例えば、「喉声になってるから直せ」とか、「喉が開いていない」とか、「喉じゃなく、もっと高いところから声を出すように」とか、「腹から声がよく出ている」とか、「鼻から上だけを響かせろ」だとか…数えきれないほどたくさん。
こういった曖昧な言葉は、教える人と教わる人の間でフィーリングが合っていれば有効な指導法になることもあるのですが、そうでなければ具体的な問題点の把握や改善につながらなかったり、教える人の教えたいことと全く違った受け取り方をされたり、教わる人に何も伝わってないのに「なんかやった感」が醸成されて「できてないのに練習したつもり」になってしまったりする危険性もあります。
こういった曖昧な言葉が使われがちになってしまう理由は、
- 知識不足によって、適切な範囲を指す言葉を使えていない
- 言葉が濫用されるうちに、意味や範囲が変わってしまった
- 言葉自体が「善悪」のイメージを帯びてしまっている
という3つかな、と私は考えています。
例えば「喉声」って言葉がありまして、ボイストレーニングの現場でもよく使われているのですが、この言葉について考えてみると、
- 「喉」って具体的にどこのこと?声帯?喉頭?咽喉?口腔奥部?舌根?それがどうなってると喉声なの?どうやったら直るの?
- 「喉声」って言われる症状って、本当に「喉の力み」などが原因のものもあれば、そうでないものも多くて、めちゃくちゃ広い範囲の話になっちゃってませんか?
- そもそも声は基本的に声帯で作られるものなので、「喉声」=悪、直すべきもの、って定義がおかしくないですか?喉からしか声は出せませんよ?

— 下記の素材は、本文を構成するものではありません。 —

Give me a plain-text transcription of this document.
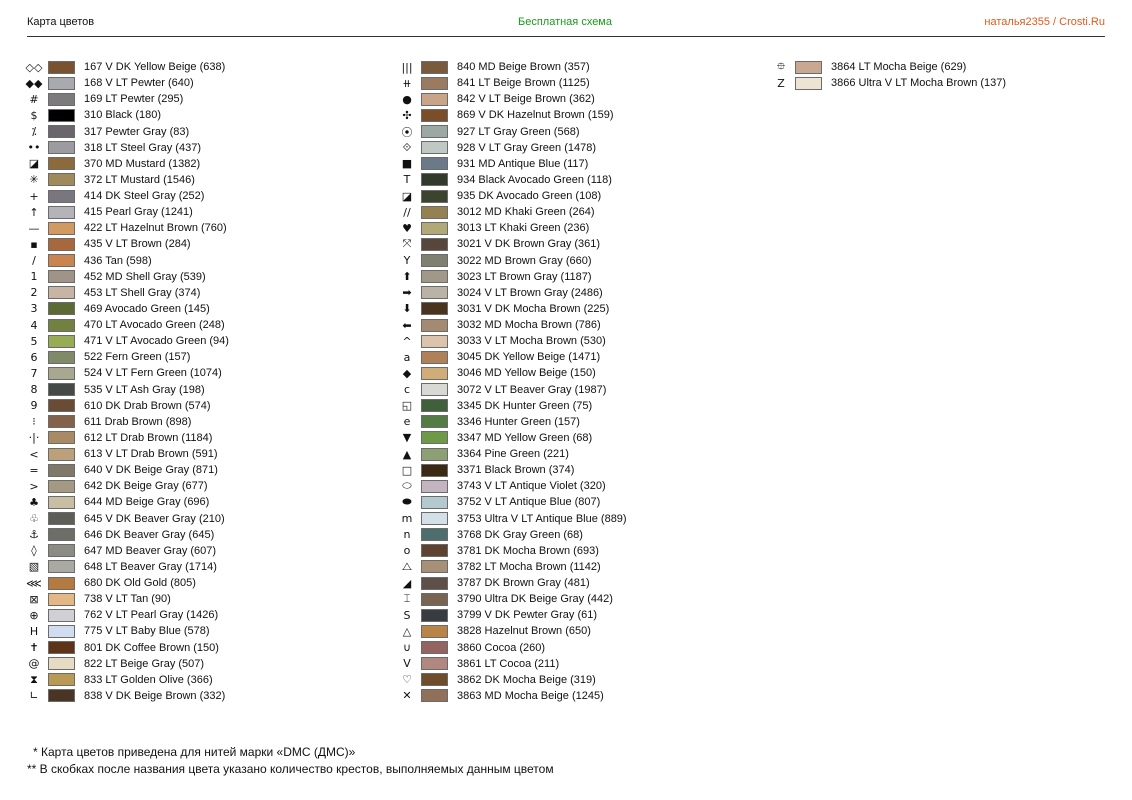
Карта цветов	Бесплатная схема	наталья2355 / Crosti.Ru
◇◇	167 V DK Yellow Beige (638)
◆◆	168 V LT Pewter (640)
#	169 LT Pewter (295)
$	310 Black (180)
⁒	317 Pewter Gray (83)
••	318 LT Steel Gray (437)
◪	370 MD Mustard (1382)
✳	372 LT Mustard (1546)
+	414 DK Steel Gray (252)
↑	415 Pearl Gray (1241)
—	422 LT Hazelnut Brown (760)
▪	435 V LT Brown (284)
/	436 Tan (598)
1	452 MD Shell Gray (539)
2	453 LT Shell Gray (374)
3	469 Avocado Green (145)
4	470 LT Avocado Green (248)
5	471 V LT Avocado Green (94)
6	522 Fern Green (157)
7	524 V LT Fern Green (1074)
8	535 V LT Ash Gray (198)
9	610 DK Drab Brown (574)
⁝	611 Drab Brown (898)
·|·	612 LT Drab Brown (1184)
<	613 V LT Drab Brown (591)
=	640 V DK Beige Gray (871)
>	642 DK Beige Gray (677)
♣	644 MD Beige Gray (696)
♧	645 V DK Beaver Gray (210)
⚓	646 DK Beaver Gray (645)
◊	647 MD Beaver Gray (607)
▧	648 LT Beaver Gray (1714)
⋘	680 DK Old Gold (805)
⊠	738 V LT Tan (90)
⊕	762 V LT Pearl Gray (1426)
H	775 V LT Baby Blue (578)
✝	801 DK Coffee Brown (150)
@	822 LT Beige Gray (507)
⧗	833 LT Golden Olive (366)
∟	838 V DK Beige Brown (332)
|||	840 MD Beige Brown (357)
⧺	841 LT Beige Brown (1125)
●	842 V LT Beige Brown (362)
✣	869 V DK Hazelnut Brown (159)
⦿	927 LT Gray Green (568)
⟐	928 V LT Gray Green (1478)
■	931 MD Antique Blue (117)
T	934 Black Avocado Green (118)
◪	935 DK Avocado Green (108)
//	3012 MD Khaki Green (264)
♥	3013 LT Khaki Green (236)
⤧	3021 V DK Brown Gray (361)
Y	3022 MD Brown Gray (660)
⬆	3023 LT Brown Gray (1187)
➡	3024 V LT Brown Gray (2486)
⬇	3031 V DK Mocha Brown (225)
⬅	3032 MD Mocha Brown (786)
^	3033 V LT Mocha Brown (530)
a	3045 DK Yellow Beige (1471)
◆	3046 MD Yellow Beige (150)
c	3072 V LT Beaver Gray (1987)
◱	3345 DK Hunter Green (75)
e	3346 Hunter Green (157)
▼	3347 MD Yellow Green (68)
▲	3364 Pine Green (221)
□	3371 Black Brown (374)
⬭	3743 V LT Antique Violet (320)
⬬	3752 V LT Antique Blue (807)
m	3753 Ultra V LT Antique Blue (889)
n	3768 DK Gray Green (68)
o	3781 DK Mocha Brown (693)
⧍	3782 LT Mocha Brown (1142)
◢	3787 DK Brown Gray (481)
⌶	3790 Ultra DK Beige Gray (442)
S	3799 V DK Pewter Gray (61)
△	3828 Hazelnut Brown (650)
∪	3860 Cocoa (260)
V	3861 LT Cocoa (211)
♡	3862 DK Mocha Beige (319)
✕	3863 MD Mocha Beige (1245)
⯐	3864 LT Mocha Beige (629)
Z	3866 Ultra V LT Mocha Brown (137)
* Карта цветов приведена для нитей марки «DMC (ДМС)»
** В скобках после названия цвета указано количество крестов, выполняемых данным цветом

って感じで、なんというか「ボイトレ業界における代表的な曖昧な言葉」なんです。
私は基本的に使わないですし、指導者がこの言葉を使った場合「具体的にはどういうことなんですか!?」というツッコミを必ず入れます。そうしないと、具体的に何がどうなってて、何をどうしたらいいかわからないからです。
こんな感じで、ついつい使ってしまいがちな「曖昧な言葉」について考えていくと、具体的で実用的なボイストレーニングってどういうものかな、という点について考えを深めていくことができるかもしれません。